A block of mass 1.9 kg is at rest at the edge of a table, of height 1 m. A bullet of mass 0.1 kg collides with the block and sticks to it. If the velocity of the bullet is 20 m s$$^{-1}$$ in the horizontal direction just before the collision then the kinetic energy just before the combined system strikes the floor, is [Take g = 10 m s$$^{-2}$$. Assume there is no rotational motion and loss of energy after the collision is negligible.]

We have a block of mass $$M = 1.9\ \text{kg}$$ initially at rest at the edge of a table of height $$h = 1\ \text{m}$$. A bullet of mass $$m = 0.1\ \text{kg}$$ comes horizontally with speed $$u = 20\ \text{m s}^{-1}$$ and sticks to the block.
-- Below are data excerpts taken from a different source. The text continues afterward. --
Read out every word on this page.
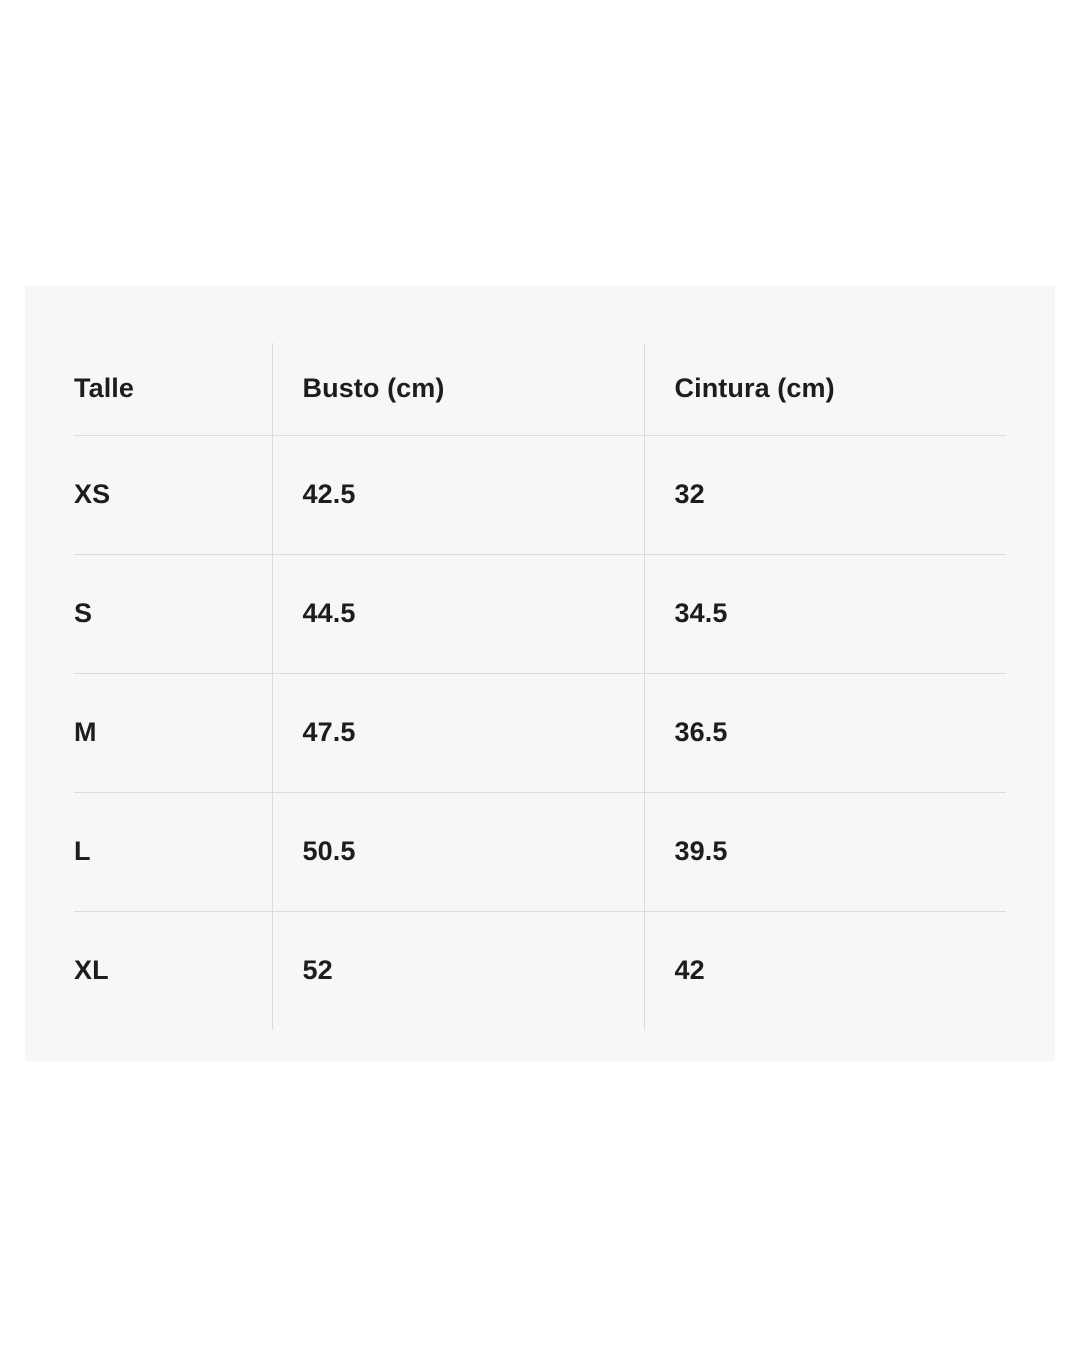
Talle	Busto (cm)	Cintura (cm)

XS	42.5	32

S	44.5	34.5

M	47.5	36.5

L	50.5	39.5

XL	52	42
Because the bullet embeds itself, the collision is perfectly inelastic.

During the very short collision time, external horizontal forces are negligible, so we apply conservation of linear momentum in the horizontal direction. The formula is

$$\text{Initial momentum} = \text{Final momentum}.$$

Initially only the bullet moves, so

$$m u = (m + M)\,v,$$

where $$v$$ is the common horizontal velocity of the combined system immediately after the collision.

Substituting the numbers, we get

$$0.1 \times 20 = (0.1 + 1.9)\,v$$

$$2 = 2.0\,v$$

$$v = 1\ \text{m s}^{-1}.$$

This horizontal speed remains unchanged during the subsequent flight because air resistance is neglected.
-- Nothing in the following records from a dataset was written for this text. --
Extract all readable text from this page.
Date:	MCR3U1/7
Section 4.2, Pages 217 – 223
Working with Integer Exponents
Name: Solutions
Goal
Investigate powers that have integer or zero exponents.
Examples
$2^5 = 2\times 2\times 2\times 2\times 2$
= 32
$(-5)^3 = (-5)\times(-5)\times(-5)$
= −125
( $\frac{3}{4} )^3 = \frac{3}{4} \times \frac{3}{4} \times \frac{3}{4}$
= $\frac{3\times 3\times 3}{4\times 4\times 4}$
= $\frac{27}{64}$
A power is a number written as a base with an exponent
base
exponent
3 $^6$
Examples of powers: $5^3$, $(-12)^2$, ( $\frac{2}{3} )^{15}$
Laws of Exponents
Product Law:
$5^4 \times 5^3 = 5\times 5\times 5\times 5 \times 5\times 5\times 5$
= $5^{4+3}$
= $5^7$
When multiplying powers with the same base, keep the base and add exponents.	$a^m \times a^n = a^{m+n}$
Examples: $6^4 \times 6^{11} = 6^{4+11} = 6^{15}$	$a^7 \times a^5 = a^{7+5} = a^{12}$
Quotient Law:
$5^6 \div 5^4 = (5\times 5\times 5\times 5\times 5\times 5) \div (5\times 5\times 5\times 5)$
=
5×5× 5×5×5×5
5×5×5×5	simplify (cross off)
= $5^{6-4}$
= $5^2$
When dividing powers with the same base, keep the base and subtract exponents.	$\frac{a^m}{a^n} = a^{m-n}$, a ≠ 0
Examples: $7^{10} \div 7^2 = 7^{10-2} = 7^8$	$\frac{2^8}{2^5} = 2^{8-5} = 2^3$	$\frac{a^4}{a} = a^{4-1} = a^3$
Now the block-bullet system moves off the table edge with

horizontal speed $$v_x = 1\ \text{m s}^{-1},$$

vertical speed $$v_y = 0$$ at the moment it leaves the table, and falls through a vertical distance $$h = 1\ \text{m}$$ under gravity.
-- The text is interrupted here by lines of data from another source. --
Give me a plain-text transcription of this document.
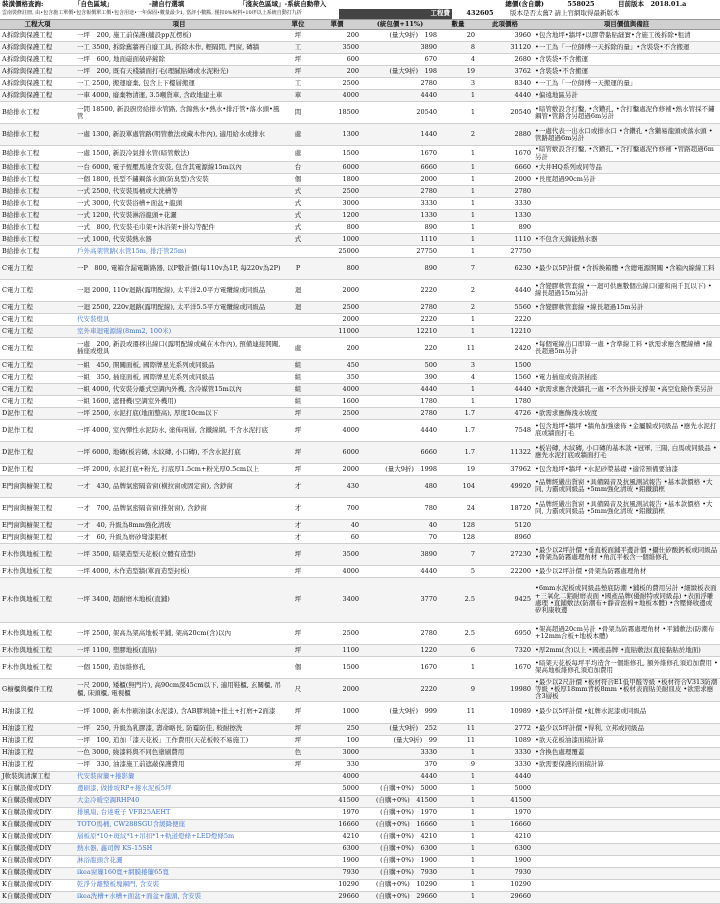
裝潢價格查詢:	「自色區域」	-請自行選填	「淺灰色區域」-系統自動帶入	總價(含自購)	558025	目前版本　 2018.01.a
雲南裝修註冊, 由•包含施工單價•包含報價單工價•包含用途•一年保固•數量最少1, 當評小數點, 僅扣0%稅料•10坪以上系統自動打九折	工程費	432605	版本是否太舊? 請上官網取得最新版本
工程大項	項目	單位	單價	(統包價+11%)	數量	此項價格	項目價值與備註
A拆除與保護工程	一坪　200, 施工前保護(舖設pp瓦楞板)	坪	200	(量大9折)　198	20	3960	•包含地坪•牆坪•以膠帶黏貼縫實•含施工後拆除•租清
A拆除與保護工程	一工 3500, 拆除舊牆再自廢工具, 拆除木作, 輕隔間, 門窗, 磚牆	工	3500	3890	8	31120	•一工為「一位師傅一天拆除的量」•含裝袋•不含搬運
A拆除與保護工程	一坪　600, 地面磁面破碎鏟除	坪	600	670	4	2680	•含裝袋•不含搬運
A拆除與保護工程	一坪　200, 既有天棧牆面打毛(理膩貼磚或水泥粉光)	坪	200	(量大9折)　198	19	3762	•含裝袋•不含搬運
A拆除與保護工程	一工 2500, 搬運廢棄, 包含上下樓層搬運	工	2500	2780	3	8340	•一工為「一位師傅一天搬運的量」
A拆除與保護工程	一車 4000, 廢棄物清運, 3.5噸貨車, 含政地建土車	車	4000	4440	1	4440	•偏遠地區另計
B給排水工程	一間 18500, 新設廚房給排水管路, 含錦熱水•熱水•排汙管•落水頭•風管	間	18500	20540	1	20540	•暗管敷設含打鑿, •含鑽孔, •含打鑿處泥作修補•熱水管採不鏽鋼管•管路含另超過6m另計
B給排水工程	一處 1300, 新設單處管路(明管敷法或藏木作內), 適用給水或排水	處	1300	1440	2	2880	•一處代表一出水口或排水口 •含鑽孔 •含獺易龍頭或落水頭 •管路超過6m另計
B給排水工程	一處 1500, 新設冷氣排水管(暗管敷法)	處	1500	1670	1	1670	•暗管敷設含打鑿, •含鑽孔, •含打鑿處泥作修補 •管路超過6m另計
B給排水工程	一台 6000, 電子恆壓馬達含安裝, 包含其電源線15m以內	台	6000	6660	1	6660	•大井HQ系列或同等品
B給排水工程	一個 1800, 長型不鏽鋼落水頭(防臭型)含安裝	個	1800	2000	1	2000	•長度超過90cm另計
B給排水工程	一式 2500, 代安裝馬桶或大洗槽等	式	2500	2780	1	2780	
B給排水工程	一式 3000, 代安裝浴槽+面盆+龍頭	式	3000	3330	1	3330	
B給排水工程	一式 1200, 代安裝淋浴龍頭+花灑	式	1200	1330	1	1330	
B給排水工程	一式　800, 代安裝毛巾架+沐浴架+掛勾等配件	式	800	890	1	890	
B給排水工程	一式 1000, 代安裝熱水器	式	1000	1110	1	1110	•不包含天錦能熱水器
B給排水工程	戶外高架管路(水管15m, 排汙管25m)		25000	27750	1	27750	
C電力工程	一P　800, 電箱含漏電斷路器, 以P數計價(每110v為1P, 每220v為2P)	P	800	890	7	6230	•最少以5P計價 •含拆換箱體 •含總電源開關 •含箱內線線工料
C電力工程	一迴 2000, 110v迴路(露明配線), 太平洋2.0平方電纜線或同級品	迴	2000	2220	2	4440	•含變膠軟管套線 •一迴可供應數個出線口(避和兩千瓦以下) •線長超過15m另計
C電力工程	一迴 2500, 220v迴路(露明配線), 太平洋5.5平方電纜線或同級品	迴	2500	2780	2	5560	•含變膠軟管套線 •線長超過15m另計
C電力工程	代安裝燈具		2000	2220	1	2220	
C電力工程	室外車迴電源線(8mm2, 100米)		11000	12210	1	12210	
C電力工程	一處　200, 新設或遷移出線口(露明配線或藏在木作內), 預備連接開關, 插座或燈具	處	200	220	11	2420	•每個電線出口即算一處 •含準線工料 •欲需求應含壓線槽 •線長超過5m另計
C電力工程	一組　450, 開關面板, 國際牌星光系列或同級品	組	450	500	3	1500	
C電力工程	一組　350, 插座面板, 國際牌星光系列或同級品	組	350	390	4	1560	•電力插座或資訊插座
C電力工程	一組 4000, 代安裝分離式空調內外機, 含冷媒管15m以內	組	4000	4440	1	4440	•欲需求應含洗牆孔一處 •不含外掛支撐架 •高空危險作業另計
C電力工程	一組 1600, 遮冊機(空調室外機用)	組	1600	1780	1	1780	
D泥作工程	一坪 2500, 水泥打底(地面整高), 厚度10cm以下	坪	2500	2780	1.7	4726	•欲需求應飾洩水坡度
D泥作工程	一坪 4000, 室內彈性水泥防水, 塗佈兩層, 含鐵線網, 不含水泥打底	坪	4000	4440	1.7	7548	•包含地坪•牆坪 •牆角加強塗佈 •金屬膜或同級品 •應先水泥打底或牆面打毛
D泥作工程	一坪 6000, 地磚(板岩磚, 木紋磚, 小口磚), 不含水泥打底	坪	6000	6660	1.7	11322	•板岩磚, 木紋磚, 小口磚的基本款 •冠軍, 三陽, 白馬或同級品 •應先水泥打底或牆面打毛
D泥作工程	一坪 2000, 水泥打底+粉光, 打底厚1.5cm+粉光厚0.5cm以上	坪	2000	(量大9折)　1998	19	37962	•包含地坪•牆坪 •水泥砂漿基礎 •適常預備要油漆
E門窗與櫥架工程	一才　430, 品牌氣密隔音窗(橫拉窗或固定窗), 含鈔窗	才	430	480	104	49920	•品牌經嚴出貨窗 •具備隔音及抗風測試報告 •基本款價格 •大同, 力霸或同級品 •5mm強化清玻 •鋁鐵鎖框
E門窗與櫥架工程	一才　700, 品牌氣密隔音窗(推射窗), 含鈔窗	才	700	780	24	18720	•品牌經嚴出貨窗 •具備隔音及抗風測試報告 •基本款價格 •大同, 力霸或同級品 •5mm強化清玻 •鋁鐵鎖框
E門窗與櫥架工程	一才　40, 升級為8mm強化清玻	才	40	40	128	5120	
E門窗與櫥架工程	一才　60, 升級為磨砂彎漆鋁框	才	60	70	128	8960	
F木作與地板工程	一坪 3500, 暗架造型天花板(立體有造型)	坪	3500	3890	7	27230	•最少以2坪計價 •垂直板面鋪平邊計價 •攝仕矽酸鈣板或同級品 •骨架為防霧處理角材 •角沉平板含一個維修孔
F木作與地板工程	一坪 4000, 木作造型牆(單面造型封板)	坪	4000	4440	5	22200	•最少以2坪計價 •骨架為防霧處理角材
F木作與地板工程	一坪 3400, 超耐磨木地板(直鋪)	坪	3400	3770	2.5	9425	•6mm水泥板或同級品墊底防潮 •鋪板的費用另計 •細緻板表面+三氧化二鋁耐磨表面 •國產品牌(優耐特或同級品) •表面浮雕處理 •直鋪敷法(防潮布+靜音泡棉+地板本體) •含壓條收邊或矽利康收邊
F木作與地板工程	一坪 2500, 架高為架高地板平鋪, 架高20cm(含)以內	坪	2500	2780	2.5	6950	•架高超過20cm另計 •骨架為防霧處理角材 •平鋪敷法(防潮布+12mm合板+地板本體)
F木作與地板工程	一坪 1100, 塑膠地板(直貼)	坪	1100	1220	6	7320	•厚2mm(含)以上 •國產品牌 •直貼敷法(直接黏貼於地面)
F木作與地板工程	一個 1500, 造加維修孔	個	1500	1670	1	1670	•暗架天花板每坪平均造含一個維修孔, 額外維修孔須追加費用 •架高地板維修孔須追加費用
G櫥櫃與櫃件工程	一尺 2000, 矮櫃(無門片), 高90cm深45cm以下, 適用鞋櫃, 玄關櫃, 吊櫃, 床頭櫃, 電視櫃	尺	2000	2220	9	19980	•最少以2尺計價 •板材符合E1低甲醛等級 •板材符合V313防潮等級 •板厚18mm背板8mm •板材表面貼美耐皿皮 •欲需求應含3層板
H油漆工程	一坪 1000, 新木作刷油漆(水泥漆), 含AB膠填縫+批土+打磨+2面漆	坪	1000	(量大9折)　999	11	10989	•最少以5坪計價 •虹牌水泥漆或同級品
H油漆工程	一坪　250, 升級為乳膠漆, 壽命略長, 防霉防佳, 較耐擦洗	坪	250	(量大9折)　252	11	2772	•最少以5坪計價 •得利, 立邦或同級品
H油漆工程	一坪　100, 追加「漆天花板」工作費用(天花板較不易施工)	坪	100	(量大9折)　99	11	1089	•欲天花板油漆面積計算
H油漆工程	一色 3000, 繞漆料與不同色塗刷費用	色	3000	3330	1	3330	•含換色處理覆蓋
H油漆工程	一坪　330, 油漆施工前遮蔽保護費用	坪	330	370	9	3330	•欲需要保護的面積計算
J軟裝與清潔工程	代安裝窗簾+捲影簾		4000	4440	1	4440	
K自購設備或DIY	邊刷漆, 做排坡RP+捲水泥板5坪		5000	(自購+0%)　5000	1	5000	
K自購設備或DIY	大金冷暖空調RHP40		41500	(自購+0%)　41500	1	41500	
K自購設備或DIY	排風扇, 台達電子 VFB25AEHT		1970	(自購+0%)　1970	1	1970	
K自購設備或DIY	TOTO馬桶, CW288SGU含緩降便座		16660	(自購+0%)　16660	1	16660	
K自購設備或DIY	層板原*10+斑紋*1+吊扣*1+軌道燈條+LED燈條5m		4210	(自購+0%)　4210	1	4210	
K自購設備或DIY	熱水器, 鑫司牌 KS-15SH		6300	(自購+0%)　6300	1	6300	
K自購設備或DIY	淋浴龍頭含花灑		1900	(自購+0%)　1900	1	1900	
K自購設備或DIY	ikea窗簾160寬+網膜捲簾65寬		7930	(自購+0%)　7930	1	7930	
K自購設備或DIY	乾淨分離整板塊鋼門, 含安裝		10290	(自購+0%)　10290	1	10290	
K自購設備或DIY	ikea洗槽+水槽+面盆+面盆+龍頭, 含安裝		29660	(自購+0%)　29660	1	29660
For the vertical motion, we use the kinematic relation for a body starting from rest:

$$v_y^2 = u_y^2 + 2 g h,$$

where $$u_y = 0$$ (no initial vertical speed). Hence

$$v_y^2 = 0 + 2 \times 10 \times 1 = 20,$$

so

$$v_y = \sqrt{20}\ \text{m s}^{-1} \approx 4.47\ \text{m s}^{-1}.$$

Thus, just before striking the floor, the system has two perpendicular components of velocity:

$$v_x = 1\ \text{m s}^{-1}, \quad v_y = \sqrt{20}\ \text{m s}^{-1}.$$

The magnitude of the resultant speed is obtained from Pythagoras, but for kinetic energy we can add the squares directly. The total kinetic energy is

$$ K = \dfrac{1}{2}\,(m + M)\,\left(v_x^2 + v_y^2\right). $$

Substituting,

$$ K = \dfrac{1}{2}\,(0.1 + 1.9)\,\left(1^2 + (\sqrt{20})^2\right) = \dfrac{1}{2}\times 2.0 \times (1 + 20) = 1 \times 21 = 21\ \text{J}. $$

Hence, the correct answer is Option A.